Even when a company follows the most stringent of food safety programs, errors can occur. And usually during a lawsuit, those errors become apparent, Marler said.

“There’s always an ability to do a better job,” he said.

But having HACCP plans, GAPs, GMPs and other food safety assurance strategies in place, a company can reduce the negative feelings from the plaintiffs and jury. And though the company may still be found liable, it could reduce the amount of the damages.

“When the evidence comes in that you tried to take every step you could and these little (issues) slipped through, a jury will not get as worked up to punish the producer as they would otherwise,” said Fred Gordon, a San Diego-based attorney who works on food industry cases. “If you’ve taken proactive steps to protect the public, at the minimum, when you go to trial, it will be a fair result as opposed to an inflamed result.”

After an outbreak or contamination does occur, the steps a processor takes can speak volumes as well.

For Gordon, the processor has two options: Step up to the plate and make sure the victims get taken care of and figure out who’s at fault later, or say “it’s not me.” If you act guilty or hide from the media, the public will assume you’re guilty.

“Perception is reality,” Gordon said. “That’s how you’re able to survive these outbreaks – by dealing with it head on and making sure you can take care of the victims.”

In a legal case, the victims have to prove the product in question is actually the one that made them sick. This means the type of bacteria or virus in the victims must be found in the product. And this can often be difficult to prove, Marler said.

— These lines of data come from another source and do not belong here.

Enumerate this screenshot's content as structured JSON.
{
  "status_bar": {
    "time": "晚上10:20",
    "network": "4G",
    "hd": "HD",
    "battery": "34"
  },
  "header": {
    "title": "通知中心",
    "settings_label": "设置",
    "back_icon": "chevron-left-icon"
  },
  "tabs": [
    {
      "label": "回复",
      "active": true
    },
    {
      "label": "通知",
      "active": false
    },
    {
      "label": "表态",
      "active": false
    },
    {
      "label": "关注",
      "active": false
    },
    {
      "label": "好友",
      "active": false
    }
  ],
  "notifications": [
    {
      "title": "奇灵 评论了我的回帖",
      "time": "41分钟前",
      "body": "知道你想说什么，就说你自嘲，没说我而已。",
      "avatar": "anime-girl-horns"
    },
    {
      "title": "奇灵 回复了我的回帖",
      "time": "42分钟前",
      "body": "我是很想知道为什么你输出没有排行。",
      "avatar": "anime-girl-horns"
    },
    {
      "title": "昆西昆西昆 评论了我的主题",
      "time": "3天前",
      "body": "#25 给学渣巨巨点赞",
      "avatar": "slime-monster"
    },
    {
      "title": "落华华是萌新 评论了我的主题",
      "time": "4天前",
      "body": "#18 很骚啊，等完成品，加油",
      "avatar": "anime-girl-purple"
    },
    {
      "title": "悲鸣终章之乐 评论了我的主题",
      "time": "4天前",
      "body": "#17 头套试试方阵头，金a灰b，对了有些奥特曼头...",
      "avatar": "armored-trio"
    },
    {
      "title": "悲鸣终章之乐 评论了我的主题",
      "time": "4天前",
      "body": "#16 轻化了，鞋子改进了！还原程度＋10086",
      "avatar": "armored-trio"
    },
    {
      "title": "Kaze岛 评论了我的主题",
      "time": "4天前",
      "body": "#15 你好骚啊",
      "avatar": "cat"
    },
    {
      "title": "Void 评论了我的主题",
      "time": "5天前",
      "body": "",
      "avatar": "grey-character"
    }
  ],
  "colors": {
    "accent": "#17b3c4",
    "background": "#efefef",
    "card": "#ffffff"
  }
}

“If you don’t have an outbreak and you don’t have multiple people sick, it’s hard to triangulate what the common denominator is,” he said. “You have to prove causation, and sometimes causation is very difficult to prove.”

Regardless of the situation, both attorneys agreed that the best way for a company to be prepared is to take every step possible to ensure food safety from farm to fork. This means providing adequate food safety training, having procedures in place to guarantee quality and to take all necessary steps to produce a quality product that is safe for consumers.